JERRY HIXSON  The water in this valley flows down to a “pool” in the center of this valley. We then pump out of that “pool.”  

NWNL  Ah, the pool is a natural collection of water.

JERRY HIXSON  Yes. But although that “pool” is where the water naturally collects, that resource is disappearing too, because we’re using so much more water. 

They must realize that we need to bring more of the Delta’s water down here. Water continues to run from the Delta down the west side to Southern California and LA. The west side gets water only because the city people can pay for it.

NWNL  One more question: how would you build out your proposal for new infrastructure to bring water from the Delta down to the east side?  What infrastructure would be needed to bring that Delta water over to this side of  the valley?

JERRY HIXSON  I don’t know how they can transfer it down here, but I do know it’s water that can be used and is badly needed, especially as the outlook for an increased population will make our crisis worse. Now, if people would stop coming to California, we’d be all right. 

NWNL  Is it likely that infrastructure will be built to carry water from the Delta south help the east side?

JERRY HIXSON  I don’t know how, but somehow that water can be distributed, unless the Delta runs out of water. Even the Shasta Dam is running out of water because we haven’t had as much rain. We’ve only had 1.5” this year.  

NWNL  Are discussions being had about new infrastructure, aqueducts and canals that could bring the Delta water over to this east side? 

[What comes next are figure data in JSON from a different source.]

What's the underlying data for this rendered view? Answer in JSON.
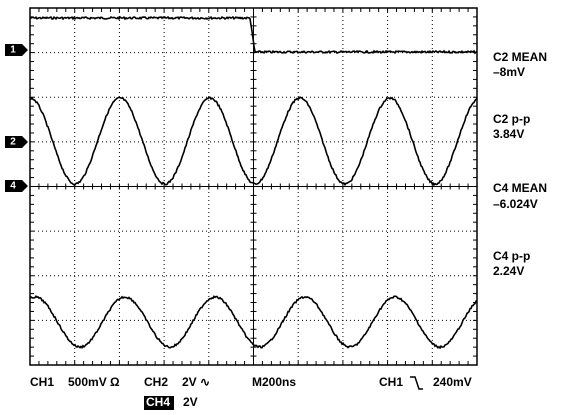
{
  "channel_markers": [
    "1",
    "2",
    "4"
  ],
  "measurements": [
    {
      "label": "C2 MEAN",
      "value": "–8mV"
    },
    {
      "label": "C2 p-p",
      "value": "3.84V"
    },
    {
      "label": "C4 MEAN",
      "value": "–6.024V"
    },
    {
      "label": "C4 p-p",
      "value": "2.24V"
    }
  ],
  "status": {
    "ch1": "CH1",
    "ch1_scale": "500mV Ω",
    "ch2": "CH2",
    "ch2_scale": "2V ∿",
    "timebase": "M200ns",
    "trigger_source": "CH1",
    "trigger_level": "240mV",
    "ch4": "CH4",
    "ch4_scale": "2V"
  }
}
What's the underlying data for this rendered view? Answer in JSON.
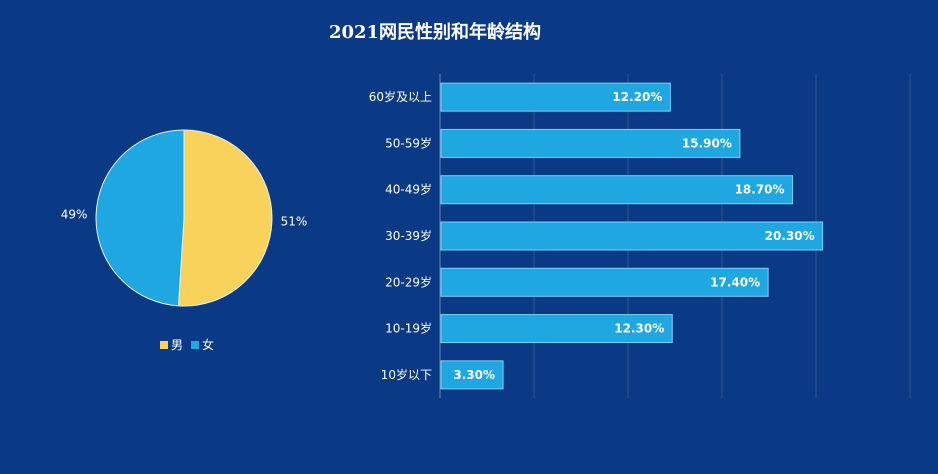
{
  "title": "2021网民性别和年龄结构",
  "chart_data": [
    {
      "type": "pie",
      "labels": [
        "男",
        "女"
      ],
      "values": [
        51,
        49
      ],
      "data_labels": [
        "51%",
        "49%"
      ],
      "colors": [
        "#f9d25b",
        "#1ea7e1"
      ],
      "legend": {
        "position": "bottom",
        "entries": [
          "男",
          "女"
        ]
      }
    },
    {
      "type": "bar",
      "orientation": "horizontal",
      "categories": [
        "60岁及以上",
        "50-59岁",
        "40-49岁",
        "30-39岁",
        "20-29岁",
        "10-19岁",
        "10岁以下"
      ],
      "values": [
        12.2,
        15.9,
        18.7,
        20.3,
        17.4,
        12.3,
        3.3
      ],
      "data_labels": [
        "12.20%",
        "15.90%",
        "18.70%",
        "20.30%",
        "17.40%",
        "12.30%",
        "3.30%"
      ],
      "xlim": [
        0,
        25
      ],
      "grid": true,
      "bar_color": "#1ea7e1"
    }
  ]
}
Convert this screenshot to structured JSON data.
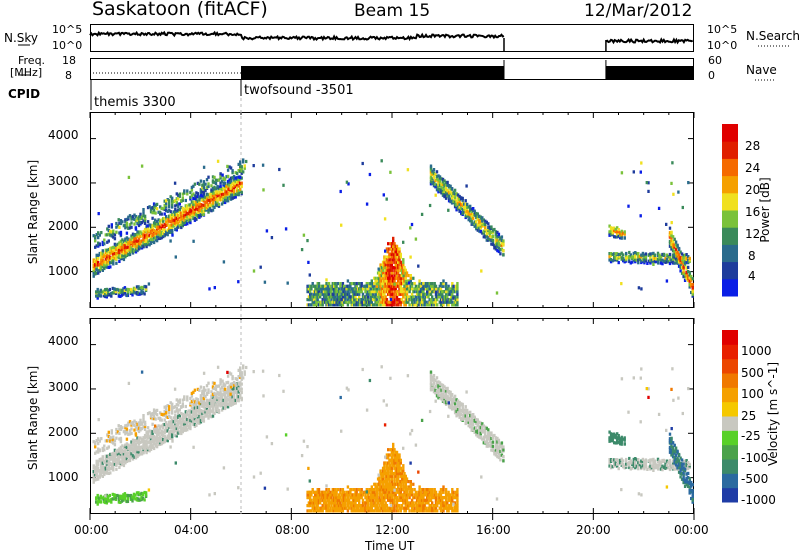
{
  "header": {
    "station": "Saskatoon (fitACF)",
    "beam": "Beam 15",
    "date": "12/Mar/2012"
  },
  "sky_panel": {
    "left_label": "N.Sky",
    "left_ticks": [
      "10^5",
      "10^0"
    ],
    "right_ticks": [
      "10^5",
      "10^0"
    ],
    "right_label": "N.Search"
  },
  "freq_panel": {
    "left_label_1": "Freq.",
    "left_label_2": "[MHz]",
    "left_ticks": [
      "18",
      "8"
    ],
    "right_ticks": [
      "60",
      "0"
    ],
    "right_label": "Nave"
  },
  "cpid": {
    "label": "CPID",
    "segments": [
      {
        "name": "themis 3300",
        "start_hour": 0,
        "end_hour": 6
      },
      {
        "name": "twofsound -3501",
        "start_hour": 6,
        "end_hour": 24
      }
    ]
  },
  "chart_data": [
    {
      "type": "heatmap",
      "name": "Power",
      "ylabel": "Slant Range [km]",
      "yticks": [
        "4000",
        "3000",
        "2000",
        "1000"
      ],
      "ylim": [
        180,
        4600
      ],
      "colorbar": {
        "label": "Power [dB]",
        "ticks": [
          "28",
          "24",
          "20",
          "16",
          "12",
          "8",
          "4"
        ],
        "colors": [
          "#0a1ee6",
          "#1e3c9c",
          "#2a6b8c",
          "#3a8a5a",
          "#7ac23a",
          "#f0e020",
          "#f5a000",
          "#f56a00",
          "#e02000",
          "#e00000"
        ]
      }
    },
    {
      "type": "heatmap",
      "name": "Velocity",
      "ylabel": "Slant Range [km]",
      "yticks": [
        "4000",
        "3000",
        "2000",
        "1000"
      ],
      "ylim": [
        180,
        4600
      ],
      "colorbar": {
        "label": "Velocity [m s^-1]",
        "ticks": [
          "1000",
          "500",
          "100",
          "25",
          "-25",
          "-100",
          "-500",
          "-1000"
        ],
        "colors": [
          "#1f3ca6",
          "#2b6aa0",
          "#3c8a6a",
          "#4aa24a",
          "#58d028",
          "#c8c8c0",
          "#f5c800",
          "#f5a000",
          "#f07800",
          "#ec4600",
          "#e82000",
          "#e00000"
        ]
      }
    }
  ],
  "xaxis": {
    "ticks": [
      "00:00",
      "04:00",
      "08:00",
      "12:00",
      "16:00",
      "20:00",
      "00:00"
    ],
    "label": "Time UT"
  }
}
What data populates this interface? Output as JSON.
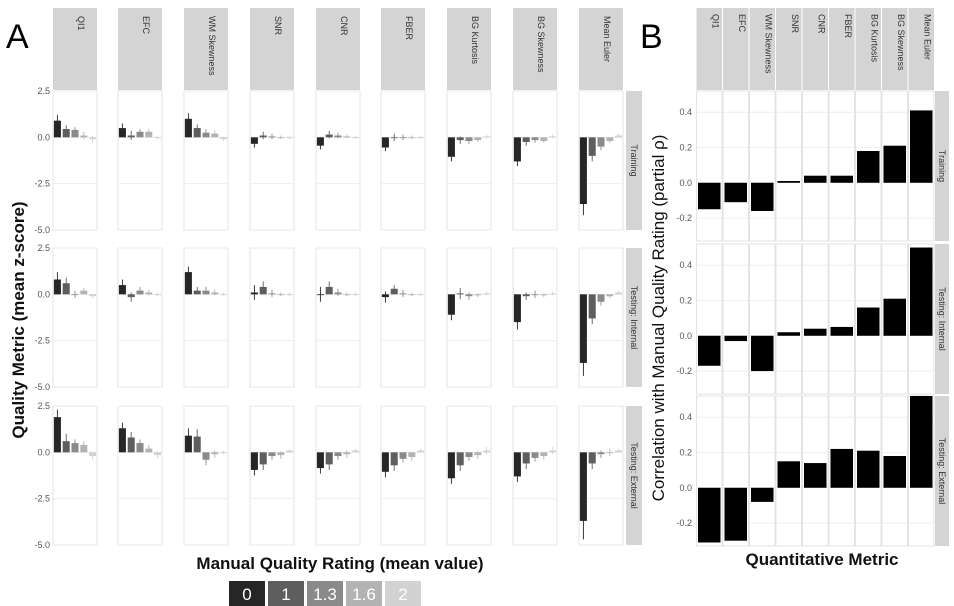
{
  "panel_a": {
    "letter": "A",
    "xlabel": "Manual Quality Rating (mean value)",
    "ylabel": "Quality Metric (mean z-score)"
  },
  "panel_b": {
    "letter": "B",
    "xlabel": "Quantitative Metric",
    "ylabel": "Correlation with Manual Quality Rating (partial ρ)"
  },
  "legend": {
    "items": [
      {
        "label": "0",
        "color": "#262626"
      },
      {
        "label": "1",
        "color": "#5e5e5e"
      },
      {
        "label": "1.3",
        "color": "#8a8a8a"
      },
      {
        "label": "1.6",
        "color": "#b3b3b3"
      },
      {
        "label": "2",
        "color": "#d2d2d2"
      }
    ]
  },
  "chart_data": [
    {
      "type": "bar",
      "panel": "A",
      "metrics": [
        "QI1",
        "EFC",
        "WM Skewness",
        "SNR",
        "CNR",
        "FBER",
        "BG Kurtosis",
        "BG Skewness",
        "Mean Euler"
      ],
      "rows": [
        "Training",
        "Testing: Internal",
        "Testing: External"
      ],
      "categories": [
        "0",
        "1",
        "1.3",
        "1.6",
        "2"
      ],
      "ylim": [
        -5.0,
        2.5
      ],
      "yticks": [
        "2.5",
        "0.0",
        "-2.5",
        "-5.0"
      ],
      "values": {
        "Training": [
          [
            0.9,
            0.45,
            0.4,
            0.1,
            -0.1
          ],
          [
            0.5,
            0.1,
            0.3,
            0.3,
            0.0
          ],
          [
            1.0,
            0.5,
            0.25,
            0.2,
            -0.1
          ],
          [
            -0.35,
            0.1,
            0.05,
            0.0,
            0.0
          ],
          [
            -0.45,
            0.15,
            0.1,
            0.05,
            0.0
          ],
          [
            -0.55,
            0.0,
            0.0,
            0.0,
            0.0
          ],
          [
            -1.05,
            -0.15,
            -0.2,
            -0.15,
            0.05
          ],
          [
            -1.3,
            -0.25,
            -0.15,
            -0.2,
            0.05
          ],
          [
            -3.6,
            -1.0,
            -0.5,
            -0.2,
            0.1
          ]
        ],
        "Testing: Internal": [
          [
            0.8,
            0.6,
            0.0,
            0.2,
            -0.1
          ],
          [
            0.5,
            -0.15,
            0.2,
            0.1,
            0.0
          ],
          [
            1.2,
            0.2,
            0.2,
            0.1,
            0.0
          ],
          [
            0.1,
            0.4,
            0.05,
            0.0,
            0.0
          ],
          [
            0.0,
            0.4,
            0.1,
            0.0,
            0.0
          ],
          [
            -0.15,
            0.3,
            0.05,
            0.0,
            0.0
          ],
          [
            -1.1,
            0.05,
            -0.1,
            -0.05,
            0.05
          ],
          [
            -1.5,
            -0.1,
            0.0,
            -0.05,
            0.05
          ],
          [
            -3.7,
            -1.3,
            -0.4,
            -0.1,
            0.1
          ]
        ],
        "Testing: External": [
          [
            1.9,
            0.6,
            0.5,
            0.4,
            -0.2
          ],
          [
            1.3,
            0.8,
            0.5,
            0.2,
            -0.15
          ],
          [
            0.9,
            0.85,
            -0.4,
            -0.1,
            0.0
          ],
          [
            -0.95,
            -0.65,
            -0.2,
            -0.15,
            0.1
          ],
          [
            -0.85,
            -0.65,
            -0.2,
            -0.1,
            0.1
          ],
          [
            -1.05,
            -0.7,
            -0.35,
            -0.25,
            0.1
          ],
          [
            -1.4,
            -0.7,
            -0.25,
            -0.15,
            0.1
          ],
          [
            -1.3,
            -0.6,
            -0.3,
            -0.2,
            0.1
          ],
          [
            -3.7,
            -0.6,
            -0.1,
            0.0,
            0.1
          ]
        ]
      },
      "errors": {
        "Training": [
          [
            0.3,
            0.2,
            0.15,
            0.2,
            0.2
          ],
          [
            0.25,
            0.25,
            0.15,
            0.15,
            0.1
          ],
          [
            0.3,
            0.2,
            0.2,
            0.15,
            0.1
          ],
          [
            0.2,
            0.2,
            0.15,
            0.1,
            0.1
          ],
          [
            0.2,
            0.2,
            0.15,
            0.1,
            0.1
          ],
          [
            0.2,
            0.2,
            0.15,
            0.1,
            0.1
          ],
          [
            0.25,
            0.2,
            0.15,
            0.1,
            0.1
          ],
          [
            0.25,
            0.2,
            0.15,
            0.1,
            0.1
          ],
          [
            0.6,
            0.3,
            0.2,
            0.1,
            0.1
          ]
        ],
        "Testing: Internal": [
          [
            0.4,
            0.3,
            0.2,
            0.15,
            0.1
          ],
          [
            0.3,
            0.25,
            0.2,
            0.15,
            0.1
          ],
          [
            0.3,
            0.2,
            0.2,
            0.15,
            0.1
          ],
          [
            0.4,
            0.3,
            0.2,
            0.1,
            0.1
          ],
          [
            0.4,
            0.3,
            0.2,
            0.1,
            0.1
          ],
          [
            0.3,
            0.2,
            0.2,
            0.1,
            0.1
          ],
          [
            0.3,
            0.3,
            0.2,
            0.1,
            0.1
          ],
          [
            0.4,
            0.2,
            0.2,
            0.1,
            0.1
          ],
          [
            0.7,
            0.3,
            0.2,
            0.1,
            0.1
          ]
        ],
        "Testing: External": [
          [
            0.4,
            0.4,
            0.2,
            0.2,
            0.2
          ],
          [
            0.3,
            0.3,
            0.2,
            0.2,
            0.2
          ],
          [
            0.4,
            0.4,
            0.3,
            0.2,
            0.1
          ],
          [
            0.3,
            0.3,
            0.2,
            0.2,
            0.1
          ],
          [
            0.3,
            0.3,
            0.2,
            0.2,
            0.1
          ],
          [
            0.3,
            0.3,
            0.2,
            0.2,
            0.1
          ],
          [
            0.3,
            0.3,
            0.2,
            0.2,
            0.2
          ],
          [
            0.3,
            0.3,
            0.2,
            0.2,
            0.2
          ],
          [
            1.0,
            0.3,
            0.2,
            0.2,
            0.1
          ]
        ]
      }
    },
    {
      "type": "bar",
      "panel": "B",
      "metrics": [
        "QI1",
        "EFC",
        "WM Skewness",
        "SNR",
        "CNR",
        "FBER",
        "BG Kurtosis",
        "BG Skewness",
        "Mean Euler"
      ],
      "rows": [
        "Training",
        "Testing: Internal",
        "Testing: External"
      ],
      "ylim": [
        -0.33,
        0.52
      ],
      "yticks": [
        0.4,
        0.2,
        0.0,
        -0.2
      ],
      "values": {
        "Training": [
          -0.15,
          -0.11,
          -0.16,
          0.01,
          0.04,
          0.04,
          0.18,
          0.21,
          0.41
        ],
        "Testing: Internal": [
          -0.17,
          -0.03,
          -0.2,
          0.02,
          0.04,
          0.05,
          0.16,
          0.21,
          0.5
        ],
        "Testing: External": [
          -0.31,
          -0.3,
          -0.08,
          0.15,
          0.14,
          0.22,
          0.21,
          0.18,
          0.52
        ]
      },
      "color": "#000000"
    }
  ]
}
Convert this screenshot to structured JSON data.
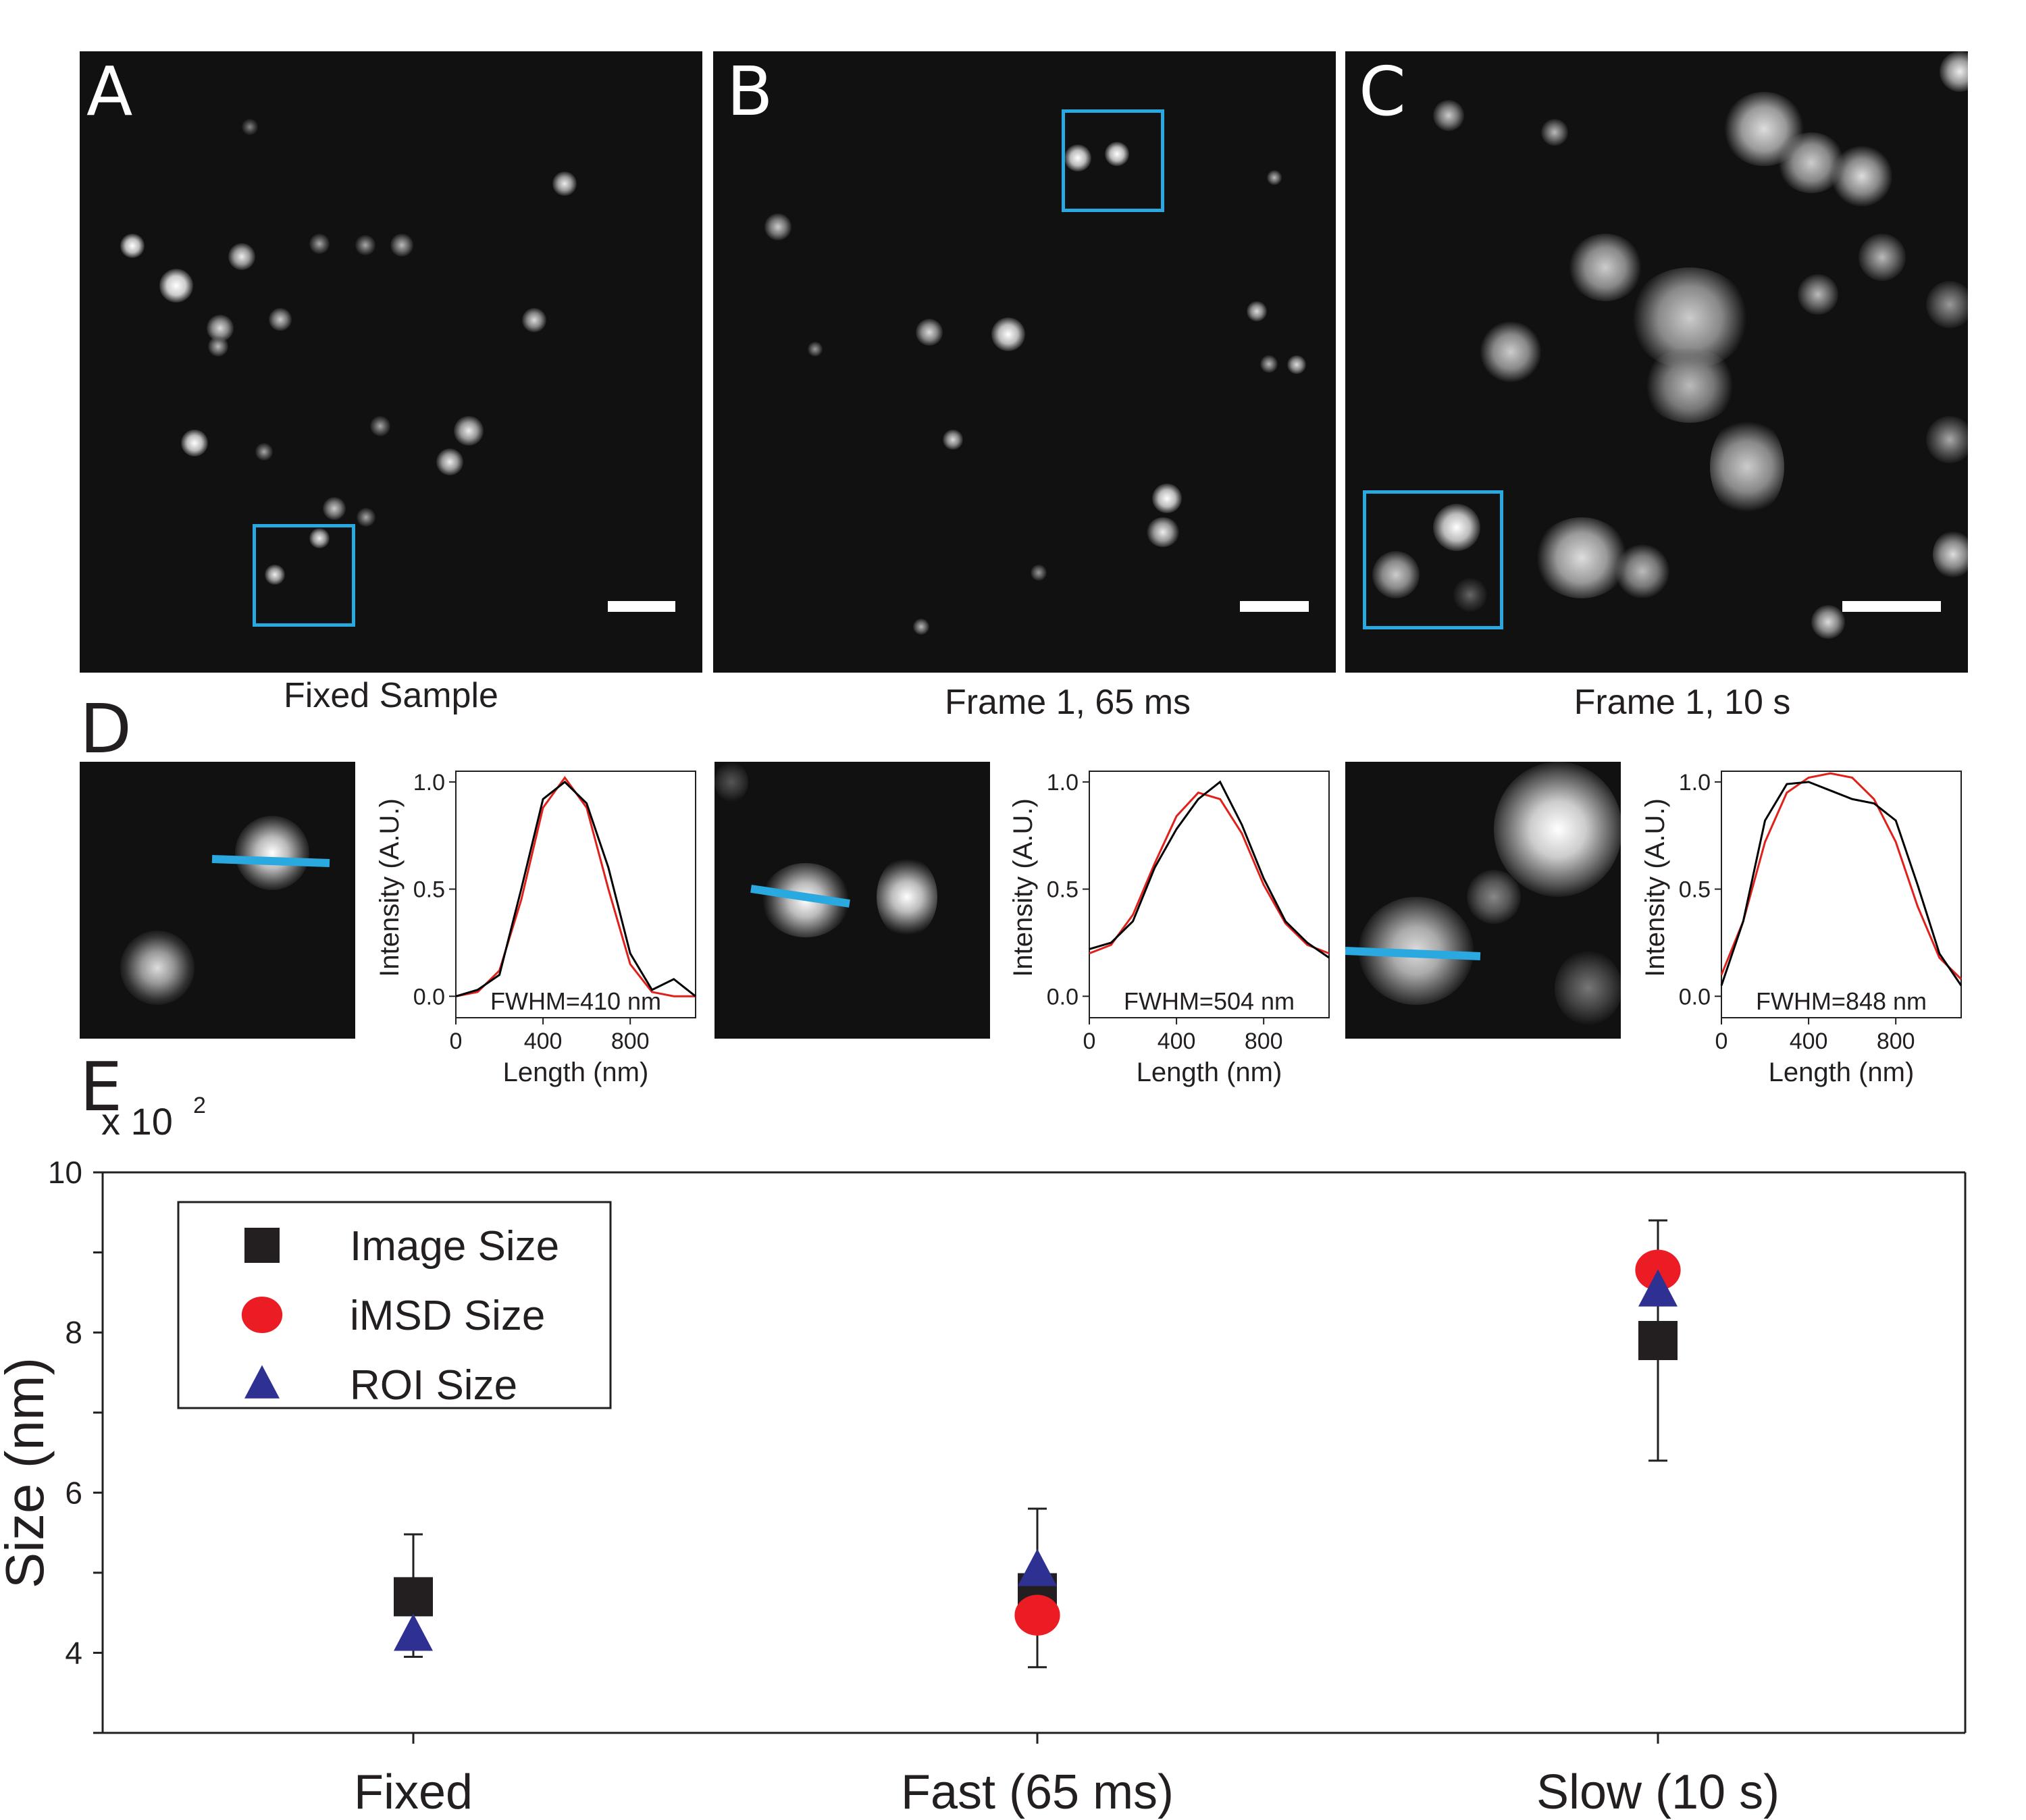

JERRY HIXSON  I don’t know, I just know it’s a shame to let millions of acre-feet of water to flow to the ocean. It’s why we’re not irrigating as many acres as we could – and that increases the price of food.  We don’t have many vegetable farms on the east side.  Most all our places are planted to trees and vines. 

Grapes ripening near Reedley, thanks to above-ground irrigation

  At the moment, the drought hasn’t affected our farm. We can’t pump as much water as we need, but we’re getting by. We don’t dare shut the water off of our trees, because they’ll die – really hard after we’ve taken 5 years to get them up to production. We’re getting by, but, some of the cities here on the east side, like Porterville, are running out of water. You can read about Orange Cove and other places along the east side that are struggling.

But now, let me go show you my almond trees.

An exotic decorative plant in Jerry’s front yard garden.

Editor’s Note. In 2016 Jerry Hixson, Reedley’s prominent rancher farmer died in his hometown of Reedley. Many neighbors and many photographers who studied with him will long remember his passionate dedication to farming and photography. 

Posted by NWNL on March 28, 2024.
Transcription edited and condensed for clarity by Alison M. Jones.